- 30 employees
- 3 Shopify Plus stores
- Consumer electronics
Dealeaz is one of the largest e-commerce sites in Canada. They operate three Shopify Plus stores, from consumer electronics to fitness.
A few months ago, they decided to profoundly improve the quality of their customer service and decided to bet on Facebook Messenger as their primary support channel.
Transitioning from email to Facebook Messenger support
The goal was to transition from email support to more instantaneous interactions. They added a Messenger chat widget on Bodeaz, one of their stores, and implemented the Shopify Facebook bot, which sends shipping notifications to customers.

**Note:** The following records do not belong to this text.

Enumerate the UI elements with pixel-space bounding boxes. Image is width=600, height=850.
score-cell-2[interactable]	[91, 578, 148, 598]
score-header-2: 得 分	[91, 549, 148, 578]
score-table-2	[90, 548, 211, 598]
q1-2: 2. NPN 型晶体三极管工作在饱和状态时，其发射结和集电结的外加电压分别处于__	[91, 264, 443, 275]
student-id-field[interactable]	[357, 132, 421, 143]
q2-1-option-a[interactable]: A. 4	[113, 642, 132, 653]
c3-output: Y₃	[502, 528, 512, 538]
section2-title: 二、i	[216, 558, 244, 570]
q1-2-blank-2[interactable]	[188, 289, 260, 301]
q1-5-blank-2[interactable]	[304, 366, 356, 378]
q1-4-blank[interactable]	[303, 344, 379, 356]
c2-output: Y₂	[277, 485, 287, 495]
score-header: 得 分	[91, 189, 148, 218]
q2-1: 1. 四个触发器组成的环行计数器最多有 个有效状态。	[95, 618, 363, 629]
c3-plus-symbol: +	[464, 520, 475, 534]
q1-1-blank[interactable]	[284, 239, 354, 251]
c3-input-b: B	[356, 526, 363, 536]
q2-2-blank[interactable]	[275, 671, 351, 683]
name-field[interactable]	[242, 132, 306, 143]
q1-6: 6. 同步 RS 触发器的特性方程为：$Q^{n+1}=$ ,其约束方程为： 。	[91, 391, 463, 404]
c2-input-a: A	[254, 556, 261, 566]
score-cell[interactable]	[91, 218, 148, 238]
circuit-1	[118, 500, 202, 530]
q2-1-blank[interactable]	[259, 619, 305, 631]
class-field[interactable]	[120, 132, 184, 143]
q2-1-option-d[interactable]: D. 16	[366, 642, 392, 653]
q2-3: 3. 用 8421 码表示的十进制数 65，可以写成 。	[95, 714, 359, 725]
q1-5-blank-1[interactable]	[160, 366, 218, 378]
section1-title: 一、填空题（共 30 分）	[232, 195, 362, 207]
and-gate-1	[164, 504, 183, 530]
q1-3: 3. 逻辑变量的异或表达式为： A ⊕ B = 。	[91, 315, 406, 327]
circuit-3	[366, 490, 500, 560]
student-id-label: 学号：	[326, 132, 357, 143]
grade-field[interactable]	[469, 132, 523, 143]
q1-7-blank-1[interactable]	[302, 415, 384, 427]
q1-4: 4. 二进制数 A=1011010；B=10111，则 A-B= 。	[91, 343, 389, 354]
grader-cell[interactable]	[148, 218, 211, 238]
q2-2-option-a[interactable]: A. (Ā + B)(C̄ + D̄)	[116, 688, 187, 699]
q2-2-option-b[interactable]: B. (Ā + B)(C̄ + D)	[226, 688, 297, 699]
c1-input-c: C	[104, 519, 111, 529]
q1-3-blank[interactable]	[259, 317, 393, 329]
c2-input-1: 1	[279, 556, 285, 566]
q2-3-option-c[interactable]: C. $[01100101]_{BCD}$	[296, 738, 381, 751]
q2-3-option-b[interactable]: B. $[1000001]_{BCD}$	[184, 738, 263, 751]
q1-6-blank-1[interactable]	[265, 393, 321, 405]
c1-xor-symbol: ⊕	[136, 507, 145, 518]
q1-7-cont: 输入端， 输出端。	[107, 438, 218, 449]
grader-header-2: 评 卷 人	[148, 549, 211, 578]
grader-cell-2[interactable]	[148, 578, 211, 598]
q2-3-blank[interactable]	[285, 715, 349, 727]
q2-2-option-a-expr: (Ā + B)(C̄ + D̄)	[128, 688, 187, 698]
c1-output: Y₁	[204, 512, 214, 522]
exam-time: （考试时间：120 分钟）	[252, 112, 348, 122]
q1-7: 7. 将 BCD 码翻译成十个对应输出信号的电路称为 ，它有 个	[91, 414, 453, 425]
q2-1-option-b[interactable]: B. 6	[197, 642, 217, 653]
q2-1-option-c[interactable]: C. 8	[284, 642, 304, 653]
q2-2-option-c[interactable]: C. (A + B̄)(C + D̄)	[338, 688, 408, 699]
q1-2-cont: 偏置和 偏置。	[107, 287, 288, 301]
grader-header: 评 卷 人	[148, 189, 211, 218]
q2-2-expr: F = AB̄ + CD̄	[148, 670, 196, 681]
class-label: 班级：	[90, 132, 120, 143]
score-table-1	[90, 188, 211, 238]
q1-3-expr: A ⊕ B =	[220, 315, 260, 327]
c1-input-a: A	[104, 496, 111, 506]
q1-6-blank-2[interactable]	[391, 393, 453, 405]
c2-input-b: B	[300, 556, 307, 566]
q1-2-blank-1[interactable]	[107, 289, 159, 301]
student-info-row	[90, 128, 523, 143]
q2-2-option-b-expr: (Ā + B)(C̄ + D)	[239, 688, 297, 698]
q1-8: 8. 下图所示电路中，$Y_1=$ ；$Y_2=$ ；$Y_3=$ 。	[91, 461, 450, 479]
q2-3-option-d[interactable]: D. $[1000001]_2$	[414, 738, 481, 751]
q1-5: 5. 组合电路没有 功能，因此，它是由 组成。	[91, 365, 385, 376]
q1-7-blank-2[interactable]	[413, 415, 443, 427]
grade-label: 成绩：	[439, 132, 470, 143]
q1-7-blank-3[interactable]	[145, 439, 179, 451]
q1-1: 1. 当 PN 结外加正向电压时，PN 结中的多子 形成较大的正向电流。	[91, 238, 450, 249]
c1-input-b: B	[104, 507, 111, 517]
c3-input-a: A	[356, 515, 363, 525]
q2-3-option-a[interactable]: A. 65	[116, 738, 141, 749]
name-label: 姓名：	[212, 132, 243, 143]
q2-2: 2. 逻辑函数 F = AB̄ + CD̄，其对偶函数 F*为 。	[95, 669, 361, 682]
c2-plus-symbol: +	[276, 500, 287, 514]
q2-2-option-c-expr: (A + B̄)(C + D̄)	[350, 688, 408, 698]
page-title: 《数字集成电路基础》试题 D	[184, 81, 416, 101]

Though, this quickly became a challenge. The bot was continually opening tickets in Zendesk for each bot conversations. As a result, every morning, their eight people support team was spending hours closing out those tickets. On top of this, the number of conversations increased by 35% and the team had a hard time keeping up with the pace. Response time was growing, and customer satisfaction suffered.
Phil, the CFO of the company, decided to take action. He started looking for ways to increase the productivity of the team. He tested a few solutions and ended up giving Gorgias a try, by recommendation of his Merchant Success Manager at Shopify Plus.
The right combo of bot & human support
Phil’s team moved to Gorgias last July, during the sales peak period. The immediate benefit was that the team no longer had to close Facebook conversations. When the customer only interacted with the bot without leaving a message for the support team, it didn't open a ticket.
On top of that, the Shopify orders are now automatically pulled up next to Messenger conversations. This way, the support team can see a holistic view of the customer, with their order history, loyalty points, or past discussions.
Though, most of the questions were still pretty similar. The team started to create rules to respond to the most basic questions automatically. For example, delivery questions were instantly answered with the delivery status, or return requests with the return procedure.
As a result of this, 30% of the tickets were responded automatically with personalized responses. But Phil’s team didn’t stop there. They created some personalized macros, which used as much customer info as possible. For instance, the refund macro mentions the credit card last four numbers on which the money is going to be refunded. This way, the experience ends up feeling personalized for the customer.
Overall, the average response time dropped from 24 hours before the switch, to 15 minutes today. As a result of the efficiency gains, the team reduced the amount of time spent answering support tickets by 30%.